前阵子在服务器上搭了个 kafka,搭好后安装在 /usr/local/kafka 下:
[root@lucas kafka]# pwd
/usr/local/kafka
[root@lucas kafka]# ll
total 56
drwxr-xr-x 3 root root 4096 Jan 16 18:22 bin
drwxr-xr-x 2 root root 4096 Jan 16 18:49 config
drwxr-xr-x 2 root root 4096 Dec 29 18:20 libs
-rw-r--r-- 1 root root 29975 Jul 29 02:16 LICENSE
drwxr-xr-x 2 root root 4096 Jan 16 18:22 logs
-rw-r--r-- 1 root root 337 Jul 29 02:16 NOTICE
drwxr-xr-x 2 root root 4096 Jul 29 02:20 site-docs
启动服务端命令如下:
./bin/kafka-server-start.sh -daemon config/server.properties
无意中打开 /bin/kafka-server-start.sh 文件看了一眼,发现还挺短的,那咱就看看吧。文件长了逻辑复杂了咱也看不懂是吧!
#!/bin/bash
if [ $# -lt 1 ];
then
echo "USAGE: $0 [-daemon] server.properties [--override property=value]*"
exit 1
fi
base_dir=$(dirname $0)
if [ "x$KAFKA_LOG4J_OPTS" = "x" ]; then
export KAFKA_LOG4J_OPTS="-Dlog4j.configuration=file:$base_dir/../config/log4j.properties"
fi
if [ "x$KAFKA_HEAP_OPTS" = "x" ]; then
export KAFKA_HEAP_OPTS="-Xmx1G -Xms1G"
fi
EXTRA_ARGS=${EXTRA_ARGS-'-name kafkaServer -loggc'}
COMMAND=$1
case $COMMAND in
-daemon)
EXTRA_ARGS="-daemon "$EXTRA_ARGS
shift
;;
*)
;;
esac
exec $base_dir/kafka-run-class.sh $EXTRA_ARGS kafka.Kafka "$@"
很短是吧?!大概分以下几步:
- 判断参数有没有,参数个数小于1就提示用法;
- 获取脚本当前路径赋值给变量 base_dir;
- 判断日志参数 KAFKA_LOG4J_OPTS 是否为空,为空就给它一个值;
- 判断堆参数 KAFKA_HEAP_OPTS是否为空,为空就默认给它赋值为 "-Xmx1G -Xms1G";
- 判断启动命令中第一个参数是否为 -daemon,如果是就以守护进程启动(其实不是,是赋给另一个变量 EXTRA_ARGS);
- 执行命令。
一开始以为这么短就完了,真完了?看到最后一步中还有个 kafka-run-class.sh 文件,问题果然没这么简单!看都看了一半了,就继续看下去吧。
kafka-run-class.sh 文件就没这么短小精悍了,共319行。其实它是 kafka 的一个公共脚本,关于 kafka 的所有操作都是最终调用这个脚本执行的,只是参数不同而已。
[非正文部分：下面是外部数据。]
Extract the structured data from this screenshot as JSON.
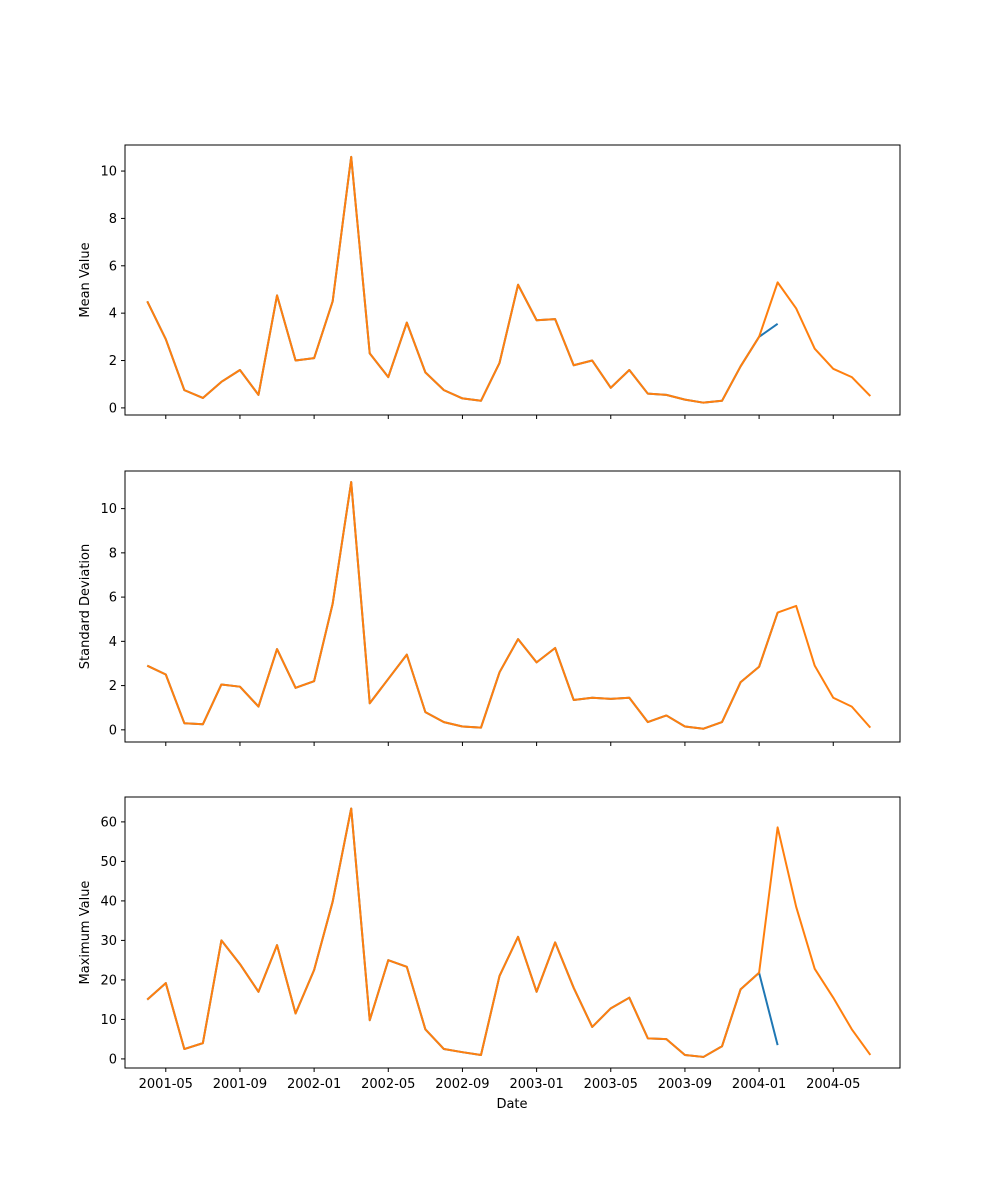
{
  "chart_data": {
    "type": "line",
    "shared_x": true,
    "xlabel": "Date",
    "x_ticks": [
      "2001-05",
      "2001-09",
      "2002-01",
      "2002-05",
      "2002-09",
      "2003-01",
      "2003-05",
      "2003-09",
      "2004-01",
      "2004-05"
    ],
    "x_range_months": [
      -1.2,
      40.6
    ],
    "colors": {
      "series_a": "#1f77b4",
      "series_b": "#ff7f0e"
    },
    "subplots": [
      {
        "ylabel": "Mean Value",
        "ylim": [
          -0.3,
          11.1
        ],
        "yticks": [
          0,
          2,
          4,
          6,
          8,
          10
        ],
        "series": [
          {
            "name": "series_a",
            "x": [
              "2001-04",
              "2001-05",
              "2001-06",
              "2001-07",
              "2001-08",
              "2001-09",
              "2001-10",
              "2001-11",
              "2001-12",
              "2002-01",
              "2002-02",
              "2002-03",
              "2002-04",
              "2002-05",
              "2002-06",
              "2002-07",
              "2002-08",
              "2002-09",
              "2002-10",
              "2002-11",
              "2002-12",
              "2003-01",
              "2003-02",
              "2003-03",
              "2003-04",
              "2003-05",
              "2003-06",
              "2003-07",
              "2003-08",
              "2003-09",
              "2003-10",
              "2003-11",
              "2003-12",
              "2004-01",
              "2004-02"
            ],
            "values": [
              4.5,
              2.9,
              0.75,
              0.42,
              1.1,
              1.6,
              0.55,
              4.75,
              2.0,
              2.1,
              4.5,
              10.6,
              2.3,
              1.3,
              3.6,
              1.5,
              0.75,
              0.4,
              0.3,
              1.9,
              5.2,
              3.7,
              3.75,
              1.8,
              2.0,
              0.85,
              1.6,
              0.6,
              0.55,
              0.35,
              0.22,
              0.3,
              1.75,
              3.0,
              3.55
            ]
          },
          {
            "name": "series_b",
            "x": [
              "2001-04",
              "2001-05",
              "2001-06",
              "2001-07",
              "2001-08",
              "2001-09",
              "2001-10",
              "2001-11",
              "2001-12",
              "2002-01",
              "2002-02",
              "2002-03",
              "2002-04",
              "2002-05",
              "2002-06",
              "2002-07",
              "2002-08",
              "2002-09",
              "2002-10",
              "2002-11",
              "2002-12",
              "2003-01",
              "2003-02",
              "2003-03",
              "2003-04",
              "2003-05",
              "2003-06",
              "2003-07",
              "2003-08",
              "2003-09",
              "2003-10",
              "2003-11",
              "2003-12",
              "2004-01",
              "2004-02",
              "2004-03",
              "2004-04",
              "2004-05",
              "2004-06",
              "2004-07"
            ],
            "values": [
              4.5,
              2.9,
              0.75,
              0.42,
              1.1,
              1.6,
              0.55,
              4.75,
              2.0,
              2.1,
              4.5,
              10.6,
              2.3,
              1.3,
              3.6,
              1.5,
              0.75,
              0.4,
              0.3,
              1.9,
              5.2,
              3.7,
              3.75,
              1.8,
              2.0,
              0.85,
              1.6,
              0.6,
              0.55,
              0.35,
              0.22,
              0.3,
              1.75,
              3.0,
              5.3,
              4.2,
              2.5,
              1.65,
              1.3,
              0.5
            ]
          }
        ]
      },
      {
        "ylabel": "Standard Deviation",
        "ylim": [
          -0.55,
          11.7
        ],
        "yticks": [
          0,
          2,
          4,
          6,
          8,
          10
        ],
        "series": [
          {
            "name": "series_a",
            "x": [
              "2001-04",
              "2001-05",
              "2001-06",
              "2001-07",
              "2001-08",
              "2001-09",
              "2001-10",
              "2001-11",
              "2001-12",
              "2002-01",
              "2002-02",
              "2002-03",
              "2002-04",
              "2002-05",
              "2002-06",
              "2002-07",
              "2002-08",
              "2002-09",
              "2002-10",
              "2002-11",
              "2002-12",
              "2003-01",
              "2003-02",
              "2003-03",
              "2003-04",
              "2003-05",
              "2003-06",
              "2003-07",
              "2003-08",
              "2003-09",
              "2003-10",
              "2003-11",
              "2003-12",
              "2004-01",
              "2004-02"
            ],
            "values": [
              2.9,
              2.5,
              0.3,
              0.25,
              2.05,
              1.95,
              1.05,
              3.65,
              1.9,
              2.2,
              5.7,
              11.2,
              1.2,
              2.3,
              3.4,
              0.8,
              0.35,
              0.15,
              0.1,
              2.6,
              4.1,
              3.05,
              3.7,
              1.35,
              1.45,
              1.4,
              1.45,
              0.35,
              0.65,
              0.15,
              0.05,
              0.35,
              2.15,
              2.85,
              5.3
            ]
          },
          {
            "name": "series_b",
            "x": [
              "2001-04",
              "2001-05",
              "2001-06",
              "2001-07",
              "2001-08",
              "2001-09",
              "2001-10",
              "2001-11",
              "2001-12",
              "2002-01",
              "2002-02",
              "2002-03",
              "2002-04",
              "2002-05",
              "2002-06",
              "2002-07",
              "2002-08",
              "2002-09",
              "2002-10",
              "2002-11",
              "2002-12",
              "2003-01",
              "2003-02",
              "2003-03",
              "2003-04",
              "2003-05",
              "2003-06",
              "2003-07",
              "2003-08",
              "2003-09",
              "2003-10",
              "2003-11",
              "2003-12",
              "2004-01",
              "2004-02",
              "2004-03",
              "2004-04",
              "2004-05",
              "2004-06",
              "2004-07"
            ],
            "values": [
              2.9,
              2.5,
              0.3,
              0.25,
              2.05,
              1.95,
              1.05,
              3.65,
              1.9,
              2.2,
              5.7,
              11.2,
              1.2,
              2.3,
              3.4,
              0.8,
              0.35,
              0.15,
              0.1,
              2.6,
              4.1,
              3.05,
              3.7,
              1.35,
              1.45,
              1.4,
              1.45,
              0.35,
              0.65,
              0.15,
              0.05,
              0.35,
              2.15,
              2.85,
              5.3,
              5.6,
              2.9,
              1.45,
              1.05,
              0.1
            ]
          }
        ]
      },
      {
        "ylabel": "Maximum Value",
        "ylim": [
          -2.3,
          66.3
        ],
        "yticks": [
          0,
          10,
          20,
          30,
          40,
          50,
          60
        ],
        "series": [
          {
            "name": "series_a",
            "x": [
              "2001-04",
              "2001-05",
              "2001-06",
              "2001-07",
              "2001-08",
              "2001-09",
              "2001-10",
              "2001-11",
              "2001-12",
              "2002-01",
              "2002-02",
              "2002-03",
              "2002-04",
              "2002-05",
              "2002-06",
              "2002-07",
              "2002-08",
              "2002-09",
              "2002-10",
              "2002-11",
              "2002-12",
              "2003-01",
              "2003-02",
              "2003-03",
              "2003-04",
              "2003-05",
              "2003-06",
              "2003-07",
              "2003-08",
              "2003-09",
              "2003-10",
              "2003-11",
              "2003-12",
              "2004-01",
              "2004-02"
            ],
            "values": [
              15.0,
              19.2,
              2.5,
              4.0,
              30.0,
              24.0,
              17.0,
              28.8,
              11.5,
              22.5,
              39.8,
              63.4,
              9.8,
              25.0,
              23.3,
              7.5,
              2.5,
              1.7,
              1.0,
              21.0,
              30.9,
              17.0,
              29.5,
              18.0,
              8.1,
              12.8,
              15.5,
              5.2,
              5.0,
              1.0,
              0.5,
              3.2,
              17.6,
              21.8,
              3.5
            ]
          },
          {
            "name": "series_b",
            "x": [
              "2001-04",
              "2001-05",
              "2001-06",
              "2001-07",
              "2001-08",
              "2001-09",
              "2001-10",
              "2001-11",
              "2001-12",
              "2002-01",
              "2002-02",
              "2002-03",
              "2002-04",
              "2002-05",
              "2002-06",
              "2002-07",
              "2002-08",
              "2002-09",
              "2002-10",
              "2002-11",
              "2002-12",
              "2003-01",
              "2003-02",
              "2003-03",
              "2003-04",
              "2003-05",
              "2003-06",
              "2003-07",
              "2003-08",
              "2003-09",
              "2003-10",
              "2003-11",
              "2003-12",
              "2004-01",
              "2004-02",
              "2004-03",
              "2004-04",
              "2004-05",
              "2004-06",
              "2004-07"
            ],
            "values": [
              15.0,
              19.2,
              2.5,
              4.0,
              30.0,
              24.0,
              17.0,
              28.8,
              11.5,
              22.5,
              39.8,
              63.4,
              9.8,
              25.0,
              23.3,
              7.5,
              2.5,
              1.7,
              1.0,
              21.0,
              30.9,
              17.0,
              29.5,
              18.0,
              8.1,
              12.8,
              15.5,
              5.2,
              5.0,
              1.0,
              0.5,
              3.2,
              17.6,
              21.8,
              58.6,
              38.5,
              22.8,
              15.5,
              7.5,
              1.0
            ]
          }
        ]
      }
    ]
  }
}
可以看下 bin 目录下调用该脚本情况:
[root@lucas bin]# pwd
/usr/local/kafka/bin
[root@lucas bin]# grep -rn "kafka-run-class.sh" ./*
./connect-distributed.sh:45:exec $(dirname $0)/kafka-run-class.sh $EXTRA_ARGS org.apache.kafka.connect.cli.ConnectDistributed "$@"
./connect-mirror-maker.sh:45:exec $(dirname $0)/kafka-run-class.sh $EXTRA_ARGS org.apache.kafka.connect.mirror.MirrorMaker "$@"
./connect-standalone.sh:45:exec $(dirname $0)/kafka-run-class.sh $EXTRA_ARGS org.apache.kafka.connect.cli.ConnectStandalone "$@"
./kafka-acls.sh:17:exec $(dirname $0)/kafka-run-class.sh kafka.admin.AclCommand "$@"
./kafka-broker-api-versions.sh:17:exec $(dirname $0)/kafka-run-class.sh kafka.admin.BrokerApiVersionsCommand "$@"
./kafka-configs.sh:17:exec $(dirname $0)/kafka-run-class.sh kafka.admin.ConfigCommand "$@"
./kafka-console-consumer.sh:21:exec $(dirname $0)/kafka-run-class.sh kafka.tools.ConsoleConsumer "$@"
./kafka-console-producer.sh:20:exec $(dirname $0)/kafka-run-class.sh kafka.tools.ConsoleProducer "$@"
./kafka-consumer-groups.sh:17:exec $(dirname $0)/kafka-run-class.sh kafka.admin.ConsumerGroupCommand "$@"
./kafka-consumer-perf-test.sh:20:exec $(dirname $0)/kafka-run-class.sh kafka.tools.ConsumerPerformance "$@"
./kafka-delegation-tokens.sh:17:exec $(dirname $0)/kafka-run-class.sh kafka.admin.DelegationTokenCommand "$@"
./kafka-delete-records.sh:17:exec $(dirname $0)/kafka-run-class.sh kafka.admin.DeleteRecordsCommand "$@"
./kafka-dump-log.sh:17:exec $(dirname $0)/kafka-run-class.sh kafka.tools.DumpLogSegments "$@"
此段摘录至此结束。